ProbonoBonobo_sui-mcp-server
0
This project implements a Machine Conversation Protocol server for enhanced document retrieval in AI applications. It integrates with FAISS and GitHub to provide a complete RAG workflow. Key features include vector database integration and support for leveraging LLMs in querying.
MCP Server with FAISS for RAG
This project provides a proof-of-concept implementation of a Machine Conversation Protocol (MCP) server that enables an AI agent to query a vector database and retrieve relevant documents for Retrieval-Augmented Generation (RAG).
Features
- FastAPI server with MCP endpoints
- FAISS vector database integration
- Document chunking and embedding
- GitHub Move file extraction and processing
- LLM integration for a complete RAG workflow
- Simple client example
- Sample documents available
Installation
Using pipx (Recommended)
- Install pipx using homebrew on macOS or pip on Windows.

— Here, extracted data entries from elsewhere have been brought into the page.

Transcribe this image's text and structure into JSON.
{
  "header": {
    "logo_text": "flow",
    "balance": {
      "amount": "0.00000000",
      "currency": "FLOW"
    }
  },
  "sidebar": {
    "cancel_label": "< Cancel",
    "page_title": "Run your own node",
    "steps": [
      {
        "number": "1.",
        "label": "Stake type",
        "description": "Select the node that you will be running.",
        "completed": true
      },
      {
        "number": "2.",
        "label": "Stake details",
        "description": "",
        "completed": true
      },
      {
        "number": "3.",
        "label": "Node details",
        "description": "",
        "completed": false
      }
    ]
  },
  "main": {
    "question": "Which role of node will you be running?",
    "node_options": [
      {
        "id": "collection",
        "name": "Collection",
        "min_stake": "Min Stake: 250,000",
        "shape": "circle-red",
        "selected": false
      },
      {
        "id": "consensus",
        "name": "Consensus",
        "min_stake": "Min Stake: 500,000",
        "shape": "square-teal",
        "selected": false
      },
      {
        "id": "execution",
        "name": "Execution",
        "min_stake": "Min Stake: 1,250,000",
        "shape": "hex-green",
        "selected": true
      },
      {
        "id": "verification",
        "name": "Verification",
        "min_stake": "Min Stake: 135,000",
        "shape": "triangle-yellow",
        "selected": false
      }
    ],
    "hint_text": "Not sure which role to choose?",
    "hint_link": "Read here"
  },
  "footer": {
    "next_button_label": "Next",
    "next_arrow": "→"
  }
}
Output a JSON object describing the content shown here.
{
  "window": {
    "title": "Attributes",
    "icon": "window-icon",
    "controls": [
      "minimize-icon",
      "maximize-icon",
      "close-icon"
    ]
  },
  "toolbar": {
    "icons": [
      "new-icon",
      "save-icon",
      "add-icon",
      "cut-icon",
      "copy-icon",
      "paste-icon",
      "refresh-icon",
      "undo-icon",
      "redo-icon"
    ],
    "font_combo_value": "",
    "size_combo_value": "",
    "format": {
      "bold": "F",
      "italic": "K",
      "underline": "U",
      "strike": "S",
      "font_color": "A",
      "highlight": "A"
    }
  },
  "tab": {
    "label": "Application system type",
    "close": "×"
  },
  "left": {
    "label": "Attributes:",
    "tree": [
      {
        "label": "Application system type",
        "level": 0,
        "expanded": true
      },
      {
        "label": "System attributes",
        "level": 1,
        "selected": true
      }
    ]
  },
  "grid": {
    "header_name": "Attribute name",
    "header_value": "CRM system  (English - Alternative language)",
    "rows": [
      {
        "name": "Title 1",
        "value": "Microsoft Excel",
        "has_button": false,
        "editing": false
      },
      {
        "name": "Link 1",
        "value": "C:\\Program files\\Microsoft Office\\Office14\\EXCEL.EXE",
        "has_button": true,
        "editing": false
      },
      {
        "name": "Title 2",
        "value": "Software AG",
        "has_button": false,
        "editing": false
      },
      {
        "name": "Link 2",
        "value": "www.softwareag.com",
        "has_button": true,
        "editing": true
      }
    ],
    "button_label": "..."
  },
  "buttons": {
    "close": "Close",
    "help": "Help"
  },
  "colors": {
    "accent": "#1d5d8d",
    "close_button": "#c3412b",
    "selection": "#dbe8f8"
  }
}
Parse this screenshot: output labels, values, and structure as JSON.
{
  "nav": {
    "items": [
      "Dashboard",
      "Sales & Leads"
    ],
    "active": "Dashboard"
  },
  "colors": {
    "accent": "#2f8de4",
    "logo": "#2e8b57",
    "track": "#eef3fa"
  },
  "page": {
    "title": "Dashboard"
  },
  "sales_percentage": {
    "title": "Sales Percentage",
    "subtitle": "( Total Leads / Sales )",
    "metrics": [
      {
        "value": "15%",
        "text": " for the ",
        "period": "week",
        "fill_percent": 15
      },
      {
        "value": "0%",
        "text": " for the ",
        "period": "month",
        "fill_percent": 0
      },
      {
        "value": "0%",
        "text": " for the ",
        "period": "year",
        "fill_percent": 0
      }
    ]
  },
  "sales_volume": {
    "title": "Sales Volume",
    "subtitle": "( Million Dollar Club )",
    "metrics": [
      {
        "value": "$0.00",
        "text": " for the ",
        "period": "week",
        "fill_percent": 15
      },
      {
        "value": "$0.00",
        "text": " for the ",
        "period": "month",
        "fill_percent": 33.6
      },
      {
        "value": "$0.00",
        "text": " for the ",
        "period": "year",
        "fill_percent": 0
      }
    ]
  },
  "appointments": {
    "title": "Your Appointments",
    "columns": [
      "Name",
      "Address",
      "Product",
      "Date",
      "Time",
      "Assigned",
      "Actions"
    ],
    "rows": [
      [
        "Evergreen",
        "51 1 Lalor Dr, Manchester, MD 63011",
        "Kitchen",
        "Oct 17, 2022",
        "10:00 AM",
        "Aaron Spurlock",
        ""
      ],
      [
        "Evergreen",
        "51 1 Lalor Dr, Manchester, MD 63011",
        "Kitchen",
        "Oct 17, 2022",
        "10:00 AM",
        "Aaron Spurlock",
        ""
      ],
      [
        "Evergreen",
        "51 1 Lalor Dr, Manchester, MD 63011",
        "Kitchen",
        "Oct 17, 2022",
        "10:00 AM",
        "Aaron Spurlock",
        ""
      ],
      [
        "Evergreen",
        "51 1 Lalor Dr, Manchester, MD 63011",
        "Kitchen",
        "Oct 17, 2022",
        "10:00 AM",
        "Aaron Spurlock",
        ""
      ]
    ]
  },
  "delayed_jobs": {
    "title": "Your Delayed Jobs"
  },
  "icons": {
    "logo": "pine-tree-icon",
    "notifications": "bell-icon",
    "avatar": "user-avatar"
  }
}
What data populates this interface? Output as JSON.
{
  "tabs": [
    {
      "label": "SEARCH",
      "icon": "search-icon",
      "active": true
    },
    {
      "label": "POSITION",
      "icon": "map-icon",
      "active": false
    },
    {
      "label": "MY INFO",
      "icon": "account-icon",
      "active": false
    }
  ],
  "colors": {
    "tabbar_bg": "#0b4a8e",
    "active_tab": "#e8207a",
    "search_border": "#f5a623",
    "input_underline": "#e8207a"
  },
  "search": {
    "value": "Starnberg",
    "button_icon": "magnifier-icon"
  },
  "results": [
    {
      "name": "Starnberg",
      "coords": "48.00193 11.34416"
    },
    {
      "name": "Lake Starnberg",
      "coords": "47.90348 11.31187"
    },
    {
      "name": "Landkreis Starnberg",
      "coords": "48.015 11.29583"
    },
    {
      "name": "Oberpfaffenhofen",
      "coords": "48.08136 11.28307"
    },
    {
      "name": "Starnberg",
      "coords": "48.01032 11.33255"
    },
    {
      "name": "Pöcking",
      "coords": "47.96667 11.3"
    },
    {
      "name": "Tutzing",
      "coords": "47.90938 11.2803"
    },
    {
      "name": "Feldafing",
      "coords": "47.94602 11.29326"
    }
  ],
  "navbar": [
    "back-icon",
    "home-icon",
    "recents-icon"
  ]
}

- Install the MCP Server package directly from the project directory using pipx.
Manual Installation
- Clone the repository and install dependencies.
Usage with pipx
- Commands available for downloading and indexing Move files from GitHub, querying the vector database, and using RAG with LLM Integration.
Running the Server
- Start the server with
mcp-server
or customize settings such as host and port.
Complete RAG Pipeline
- Search Query: The user submits a question.
- Retrieval: The system searches the vector database for relevant documents.
- Context Formation: Retrieved documents are formatted into a prompt.
- LLM Generation: The prompt is sent to an LLM with the retrieved context.
- Enhanced Response: The LLM provides an answer based on the retrieved information.
Extending the Project
- Suggestions for extending the project include adding authentication, document processing, support for more document types, monitoring, logging, and more advanced Move language parsing.